苏宁站在门口,看着周桂兰消失在寒风里的背影,胸口剧烈起伏。不是害怕,是气的。这家人,就像附骨之蛆,甩都甩不掉!
她重重地关上门,插好门栓,背靠着冰冷的木门,深吸了几口气,才把那股翻腾的怒气压下去。
不能生气,生气就输了。日子是自己的,得往前看。
她走到灶台边,把那块冷红薯吃完,又灌了几口凉水。然后,坐到油灯下,拿起那只纳了一半的鞋底,一针一线,用力地扎下去。
针脚细密而结实,就像她此刻的决心。
夜里,果然下雪了。鹅毛般的雪片无声地飘落,覆盖了田野、道路和屋顶。世界一片洁白,寂静无声。
破屋里,油灯如豆。
苏宁就着灯光,把最后几针收完,一只厚实耐穿的千层底布鞋终于做好了。她把鞋子拿在手里,看了又看,想象着陆信穿上它的样子。
然后,她找出一张干净的草纸,又翻出半截铅笔头——这是陆信以前不知从哪儿捡来的。她趴在炕沿上,借着微弱的光,开始写信。

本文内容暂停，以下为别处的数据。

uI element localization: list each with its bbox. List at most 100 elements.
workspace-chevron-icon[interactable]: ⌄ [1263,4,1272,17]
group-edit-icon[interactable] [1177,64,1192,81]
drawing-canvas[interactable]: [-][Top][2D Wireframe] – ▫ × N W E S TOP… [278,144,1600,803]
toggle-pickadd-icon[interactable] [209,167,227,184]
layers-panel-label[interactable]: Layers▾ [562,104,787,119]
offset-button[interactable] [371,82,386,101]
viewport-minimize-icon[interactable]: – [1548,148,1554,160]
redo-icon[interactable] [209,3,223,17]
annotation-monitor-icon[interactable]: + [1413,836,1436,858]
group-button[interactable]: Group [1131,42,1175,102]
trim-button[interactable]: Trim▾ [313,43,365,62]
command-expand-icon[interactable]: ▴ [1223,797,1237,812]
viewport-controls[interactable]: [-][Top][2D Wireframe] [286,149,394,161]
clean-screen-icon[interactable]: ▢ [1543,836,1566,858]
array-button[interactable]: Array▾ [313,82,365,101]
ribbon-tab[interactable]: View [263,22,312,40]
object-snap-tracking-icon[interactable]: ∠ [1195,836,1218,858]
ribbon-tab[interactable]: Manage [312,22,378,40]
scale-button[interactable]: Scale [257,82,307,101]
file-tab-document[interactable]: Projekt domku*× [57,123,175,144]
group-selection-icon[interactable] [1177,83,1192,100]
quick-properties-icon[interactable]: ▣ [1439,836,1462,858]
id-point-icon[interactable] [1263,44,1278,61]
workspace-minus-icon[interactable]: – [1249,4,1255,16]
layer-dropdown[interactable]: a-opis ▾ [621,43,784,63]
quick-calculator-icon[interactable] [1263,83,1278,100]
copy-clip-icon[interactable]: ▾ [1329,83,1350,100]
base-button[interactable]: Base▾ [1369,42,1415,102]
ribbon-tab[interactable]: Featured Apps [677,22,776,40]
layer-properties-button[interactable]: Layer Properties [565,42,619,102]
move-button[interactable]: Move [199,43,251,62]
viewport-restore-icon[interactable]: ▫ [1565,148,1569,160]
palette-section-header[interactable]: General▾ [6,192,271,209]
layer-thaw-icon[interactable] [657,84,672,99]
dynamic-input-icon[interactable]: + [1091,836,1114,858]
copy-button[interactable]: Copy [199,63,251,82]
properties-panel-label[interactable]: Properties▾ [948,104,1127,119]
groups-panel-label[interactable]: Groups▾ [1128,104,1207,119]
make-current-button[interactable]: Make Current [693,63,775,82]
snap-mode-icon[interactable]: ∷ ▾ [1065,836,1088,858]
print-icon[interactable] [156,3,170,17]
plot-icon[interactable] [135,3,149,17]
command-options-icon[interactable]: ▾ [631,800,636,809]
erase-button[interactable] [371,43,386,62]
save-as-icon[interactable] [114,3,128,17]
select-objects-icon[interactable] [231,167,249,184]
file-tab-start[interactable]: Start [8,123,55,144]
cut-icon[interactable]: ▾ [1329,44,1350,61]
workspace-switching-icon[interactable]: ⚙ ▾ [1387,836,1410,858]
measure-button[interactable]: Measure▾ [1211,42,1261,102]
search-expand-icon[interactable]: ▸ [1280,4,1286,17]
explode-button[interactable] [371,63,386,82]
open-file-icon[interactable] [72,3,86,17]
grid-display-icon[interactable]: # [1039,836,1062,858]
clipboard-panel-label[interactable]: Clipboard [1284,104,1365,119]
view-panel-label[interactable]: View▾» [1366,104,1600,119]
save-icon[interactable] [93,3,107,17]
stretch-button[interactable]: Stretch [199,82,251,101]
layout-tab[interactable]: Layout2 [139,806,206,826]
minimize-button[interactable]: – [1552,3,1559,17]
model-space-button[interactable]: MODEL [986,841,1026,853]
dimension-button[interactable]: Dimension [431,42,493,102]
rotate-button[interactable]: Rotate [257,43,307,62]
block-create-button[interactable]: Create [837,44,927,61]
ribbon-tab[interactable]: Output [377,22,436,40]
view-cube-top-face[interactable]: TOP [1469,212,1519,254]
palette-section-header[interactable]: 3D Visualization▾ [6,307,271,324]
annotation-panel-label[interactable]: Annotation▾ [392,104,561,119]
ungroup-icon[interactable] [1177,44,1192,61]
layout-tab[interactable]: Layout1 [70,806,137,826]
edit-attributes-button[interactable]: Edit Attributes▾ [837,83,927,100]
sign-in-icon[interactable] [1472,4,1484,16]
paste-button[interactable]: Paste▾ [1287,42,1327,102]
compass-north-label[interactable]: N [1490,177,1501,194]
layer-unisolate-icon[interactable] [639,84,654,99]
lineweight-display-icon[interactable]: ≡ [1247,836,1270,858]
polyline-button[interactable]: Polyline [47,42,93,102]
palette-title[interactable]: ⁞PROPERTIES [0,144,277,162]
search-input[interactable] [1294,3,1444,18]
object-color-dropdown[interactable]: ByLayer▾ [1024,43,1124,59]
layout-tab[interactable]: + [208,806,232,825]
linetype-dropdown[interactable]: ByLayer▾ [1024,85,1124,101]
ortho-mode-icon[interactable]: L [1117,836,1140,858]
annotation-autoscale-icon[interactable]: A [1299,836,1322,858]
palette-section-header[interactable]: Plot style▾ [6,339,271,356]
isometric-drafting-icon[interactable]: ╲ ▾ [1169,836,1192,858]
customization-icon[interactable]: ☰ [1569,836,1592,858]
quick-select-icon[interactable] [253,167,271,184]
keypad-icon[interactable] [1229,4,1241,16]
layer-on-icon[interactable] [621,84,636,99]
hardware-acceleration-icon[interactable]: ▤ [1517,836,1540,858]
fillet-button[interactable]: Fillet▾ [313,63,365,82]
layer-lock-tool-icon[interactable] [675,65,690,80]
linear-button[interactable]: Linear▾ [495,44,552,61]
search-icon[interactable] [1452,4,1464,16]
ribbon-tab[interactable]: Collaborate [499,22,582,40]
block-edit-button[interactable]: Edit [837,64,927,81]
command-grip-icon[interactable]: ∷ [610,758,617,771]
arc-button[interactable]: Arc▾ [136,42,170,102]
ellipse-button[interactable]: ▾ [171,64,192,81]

“陆信,家里都好,草编生意都挺稳定的。前段时间我给你做了双鞋,现在鞋已经做好了,等你回来穿。钱够用,别惦记。你自己当心。”
寥寥数语,写写停停,用了很久。
她把信纸仔细折好,和那双新布鞋包在一起,放在枕头底下。仿佛这样,就能离他近一点。
雪光映着窗纸,屋里比平时亮堂些。
苏宁吹熄了灯,躺在冰冷的被窝里,怀里紧紧抱着那双鞋和那封信。
外面风雪呼啸,屋里冷得哈气成霜。
但她的心,因为有了这份默默的等待和遥远的牵挂,似乎也生出一点点微弱的暖意,支撑着她,度过这漫漫长夜。
冬天还很长。
但她知道,只要熬过去,春天总会来的。